How to Change Your Signature in Outlook Mobile (iOS & Android)
The mobile app keeps things simple — almost to a fault:
- Open the Outlook app and tap your profile picture or initials in the top-left
- Go to Settings (gear icon at the bottom)
- Scroll down and tap Signature
- Edit the text and tap the checkmark or Done to save
📱 Mobile Outlook signatures are plain text only by default.
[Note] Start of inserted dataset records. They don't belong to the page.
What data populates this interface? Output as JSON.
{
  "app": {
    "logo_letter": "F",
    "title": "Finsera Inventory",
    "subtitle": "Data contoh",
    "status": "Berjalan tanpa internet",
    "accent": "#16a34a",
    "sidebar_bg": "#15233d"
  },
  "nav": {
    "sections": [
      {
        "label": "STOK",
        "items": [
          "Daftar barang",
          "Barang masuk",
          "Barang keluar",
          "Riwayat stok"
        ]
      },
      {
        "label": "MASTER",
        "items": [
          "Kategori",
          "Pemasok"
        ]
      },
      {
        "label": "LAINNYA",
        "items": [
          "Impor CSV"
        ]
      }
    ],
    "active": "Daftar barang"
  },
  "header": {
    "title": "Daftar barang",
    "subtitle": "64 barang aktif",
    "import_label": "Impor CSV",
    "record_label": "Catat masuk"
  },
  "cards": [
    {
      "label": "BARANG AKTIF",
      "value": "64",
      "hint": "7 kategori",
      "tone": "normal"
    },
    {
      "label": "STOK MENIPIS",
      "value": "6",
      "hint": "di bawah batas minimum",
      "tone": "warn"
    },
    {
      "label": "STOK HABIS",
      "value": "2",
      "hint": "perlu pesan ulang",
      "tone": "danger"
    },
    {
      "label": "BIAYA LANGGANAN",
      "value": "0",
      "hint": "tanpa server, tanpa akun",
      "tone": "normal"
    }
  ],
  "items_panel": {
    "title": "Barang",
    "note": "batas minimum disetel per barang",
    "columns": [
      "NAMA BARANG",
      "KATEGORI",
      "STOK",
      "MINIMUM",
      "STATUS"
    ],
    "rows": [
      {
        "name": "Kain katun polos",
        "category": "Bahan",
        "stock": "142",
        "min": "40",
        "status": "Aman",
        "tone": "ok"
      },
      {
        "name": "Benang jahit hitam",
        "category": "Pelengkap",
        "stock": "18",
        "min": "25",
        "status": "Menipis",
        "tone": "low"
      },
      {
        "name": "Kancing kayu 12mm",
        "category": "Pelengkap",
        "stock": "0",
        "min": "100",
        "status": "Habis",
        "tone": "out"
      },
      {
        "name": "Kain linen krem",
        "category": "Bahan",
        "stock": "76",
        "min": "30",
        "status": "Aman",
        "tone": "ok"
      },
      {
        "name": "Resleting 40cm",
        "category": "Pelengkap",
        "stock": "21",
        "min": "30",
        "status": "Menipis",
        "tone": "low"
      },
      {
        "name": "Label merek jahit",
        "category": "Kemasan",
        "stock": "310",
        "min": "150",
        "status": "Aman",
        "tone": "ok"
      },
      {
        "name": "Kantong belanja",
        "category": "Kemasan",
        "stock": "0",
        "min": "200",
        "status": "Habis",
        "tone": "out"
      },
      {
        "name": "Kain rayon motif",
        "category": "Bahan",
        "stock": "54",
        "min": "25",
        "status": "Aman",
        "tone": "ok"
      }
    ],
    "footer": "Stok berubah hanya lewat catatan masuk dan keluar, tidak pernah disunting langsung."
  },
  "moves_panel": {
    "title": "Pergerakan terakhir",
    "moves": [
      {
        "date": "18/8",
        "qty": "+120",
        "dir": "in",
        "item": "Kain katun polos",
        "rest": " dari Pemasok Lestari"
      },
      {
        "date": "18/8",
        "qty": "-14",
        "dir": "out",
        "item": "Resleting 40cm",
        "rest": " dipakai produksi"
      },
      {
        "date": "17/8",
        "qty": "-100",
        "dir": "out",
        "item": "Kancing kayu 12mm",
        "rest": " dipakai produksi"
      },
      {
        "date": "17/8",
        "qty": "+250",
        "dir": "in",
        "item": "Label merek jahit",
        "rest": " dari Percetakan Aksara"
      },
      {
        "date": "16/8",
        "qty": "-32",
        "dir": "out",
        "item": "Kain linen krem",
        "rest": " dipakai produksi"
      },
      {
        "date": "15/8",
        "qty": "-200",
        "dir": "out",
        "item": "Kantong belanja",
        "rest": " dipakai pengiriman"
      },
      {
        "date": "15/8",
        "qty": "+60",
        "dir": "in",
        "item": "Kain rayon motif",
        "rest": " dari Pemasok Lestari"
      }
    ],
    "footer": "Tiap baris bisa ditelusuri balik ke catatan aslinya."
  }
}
You won't get rich formatting, logos, or clickable links in the same way you would on desktop. If branded signatures matter for your workflow, mobile is the limiting factor in the chain.
Key Variables That Affect Your Setup
The "right" way to handle signatures isn't the same for everyone. A few factors shape the experience significantly:
| Factor | Why It Matters |
|---|---|
| Outlook version | Classic, new, web, and mobile all have separate signature settings |
| Number of email accounts | Multiple accounts in one Outlook instance = multiple signature assignments |
| Formatting needs | HTML signatures with logos behave differently across clients |
| Organization IT policies | Some corporate environments push server-side signatures, overriding personal ones |
| Device sync expectations | No automatic cross-platform signature sync in most configurations |
When Signatures Don't Show Up as Expected 🔍
A few common scenarios worth knowing:
- Replies and forwards: Outlook lets you assign a different signature (or none) to replies vs. new messages. If your signature disappears on replies, check that setting specifically.
- Corporate email systems: If your organization uses Exchange or Microsoft 365 with centrally managed signatures, your IT department may be applying signatures at the server level. In that case, editing your local signature may appear to work, but the server version overrides what recipients see.
- HTML rendering: A signature that looks clean in Outlook may appear broken in Gmail or Apple Mail. This comes down to how different clients interpret inline HTML and CSS — a known interoperability gap across the email ecosystem.
The Part Only You Can Determine
The steps above will get you into the right settings panel for your platform. But how you configure your signature — how many you maintain, which accounts they're tied to, whether you use rich formatting or keep it plain, and how you handle the gap between desktop and mobile — depends entirely on how you use Outlook day to day.
A solo freelancer checking email from their phone needs a very different setup than someone managing client communication from a branded corporate desktop. The variables in your own workflow are the piece this guide can't fill in for you.